This is an example of an AI inference server that can scale out using Triton. The blockchain payment system is a bonus.
Demo video: LINK
Nvidia Triton is a very attractive project.
It supports various AI models while boasting fast speeds.
However, it is not ideal from a scale-out perspective.
In this project, we implement a very simple example that addresses the scale-out issue using Nvidia Triton.
The configuration is as follows:

| Service | Description |
|---|---|
| Frontend + Backend Server |
Provides server code to verify actual operation. |
| Gateway | The entry point for user requests and responses. |
| Scheduler | Schedules which Triton node should handle the request.
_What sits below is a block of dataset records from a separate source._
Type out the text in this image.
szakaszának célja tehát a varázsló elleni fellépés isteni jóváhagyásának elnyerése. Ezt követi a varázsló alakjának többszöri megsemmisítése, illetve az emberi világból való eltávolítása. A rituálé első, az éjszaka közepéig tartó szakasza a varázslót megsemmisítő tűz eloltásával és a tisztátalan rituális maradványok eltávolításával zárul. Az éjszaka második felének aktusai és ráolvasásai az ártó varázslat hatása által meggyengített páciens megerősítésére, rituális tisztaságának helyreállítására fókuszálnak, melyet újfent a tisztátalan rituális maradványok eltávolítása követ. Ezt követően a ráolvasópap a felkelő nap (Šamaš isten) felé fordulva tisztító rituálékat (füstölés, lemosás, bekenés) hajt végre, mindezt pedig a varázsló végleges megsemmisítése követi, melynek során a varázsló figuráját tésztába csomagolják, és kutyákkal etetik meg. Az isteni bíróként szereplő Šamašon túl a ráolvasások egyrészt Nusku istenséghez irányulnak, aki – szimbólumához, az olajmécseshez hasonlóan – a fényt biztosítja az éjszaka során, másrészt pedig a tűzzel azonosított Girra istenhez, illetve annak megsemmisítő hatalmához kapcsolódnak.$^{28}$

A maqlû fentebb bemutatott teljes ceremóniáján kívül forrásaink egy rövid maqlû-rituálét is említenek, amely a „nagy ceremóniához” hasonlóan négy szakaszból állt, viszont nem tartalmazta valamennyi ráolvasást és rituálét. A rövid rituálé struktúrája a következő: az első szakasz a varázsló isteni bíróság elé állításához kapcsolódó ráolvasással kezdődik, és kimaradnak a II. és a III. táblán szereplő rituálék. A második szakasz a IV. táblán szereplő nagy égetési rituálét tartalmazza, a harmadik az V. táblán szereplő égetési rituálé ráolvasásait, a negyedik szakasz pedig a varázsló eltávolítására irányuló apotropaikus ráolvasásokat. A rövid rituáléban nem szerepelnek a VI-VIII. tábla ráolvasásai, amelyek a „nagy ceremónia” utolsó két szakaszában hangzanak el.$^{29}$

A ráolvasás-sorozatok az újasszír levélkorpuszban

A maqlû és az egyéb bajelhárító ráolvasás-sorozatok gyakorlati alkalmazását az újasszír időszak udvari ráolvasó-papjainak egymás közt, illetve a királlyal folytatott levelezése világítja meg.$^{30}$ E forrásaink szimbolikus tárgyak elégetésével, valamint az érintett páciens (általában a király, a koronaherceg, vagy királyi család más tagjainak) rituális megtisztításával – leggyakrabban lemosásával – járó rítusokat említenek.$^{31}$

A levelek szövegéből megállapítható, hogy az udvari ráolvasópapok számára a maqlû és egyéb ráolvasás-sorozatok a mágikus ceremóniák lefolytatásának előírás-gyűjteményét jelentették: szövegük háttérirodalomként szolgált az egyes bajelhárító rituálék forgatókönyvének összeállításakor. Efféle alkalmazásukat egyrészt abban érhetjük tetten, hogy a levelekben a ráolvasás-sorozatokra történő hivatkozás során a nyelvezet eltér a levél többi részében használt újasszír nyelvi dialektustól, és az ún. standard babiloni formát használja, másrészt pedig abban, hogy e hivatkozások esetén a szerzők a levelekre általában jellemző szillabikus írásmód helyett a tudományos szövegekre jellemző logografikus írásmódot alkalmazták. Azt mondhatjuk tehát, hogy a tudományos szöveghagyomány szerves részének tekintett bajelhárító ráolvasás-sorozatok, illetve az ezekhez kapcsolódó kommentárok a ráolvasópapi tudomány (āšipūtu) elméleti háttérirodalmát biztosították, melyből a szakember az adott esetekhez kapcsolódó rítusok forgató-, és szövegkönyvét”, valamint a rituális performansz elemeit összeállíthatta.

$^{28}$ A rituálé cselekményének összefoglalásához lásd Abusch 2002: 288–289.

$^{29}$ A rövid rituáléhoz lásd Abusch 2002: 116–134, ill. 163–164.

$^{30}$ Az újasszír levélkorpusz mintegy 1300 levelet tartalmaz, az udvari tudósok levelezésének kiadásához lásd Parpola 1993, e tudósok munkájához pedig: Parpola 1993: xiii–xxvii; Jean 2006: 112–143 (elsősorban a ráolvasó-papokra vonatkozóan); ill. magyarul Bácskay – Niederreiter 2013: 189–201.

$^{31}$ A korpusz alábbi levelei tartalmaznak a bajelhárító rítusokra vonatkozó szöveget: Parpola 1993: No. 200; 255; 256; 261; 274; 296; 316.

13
In this project, a simple round-robin method is used. |
| Triton Node | Consists of two parts: * Triton Server: Performs inference using AI models. * Manager: Manages the Triton server. It announces itself with health check messages and forwards requests to the Triton server. |
| Health Checker | Monitors Triton nodes. Continuously creates a list of nodes and provides it to the scheduler. |
| Blockchain-Based Payment System | Implements a payment system. |
- If there are permission issues, add the 'sudo' keyword.
- The server address can be set in 'setting.json' or the shell script.
cd backend
bash quick_start.sh
cd service/gateway
bash quick_start.sh
cd service/scheduler
bash quick_start.sh
cd service/health-checker
bash quick_start.sh
cd ethereum/token-manager
bash quick_start.sh
cd ethereum
bash start_ethereum.sh
cd gpu-node/manager
bash quick_start.sh
cd gpu-node
bash start_triton.sh
- If any issues arise, please post in 'Issues'.
| Repository | Description | URL |
|---|---|---|
| triton-inference-server | Connected to the Manager to serve AI models using Nvidia's Triton. This project uses version 23.12-py3. |
LINK |
| go-ethereum | Used go-ethereum to build a private network for a blockchain-based payment system. This project uses version 1.13.15. |
LINK |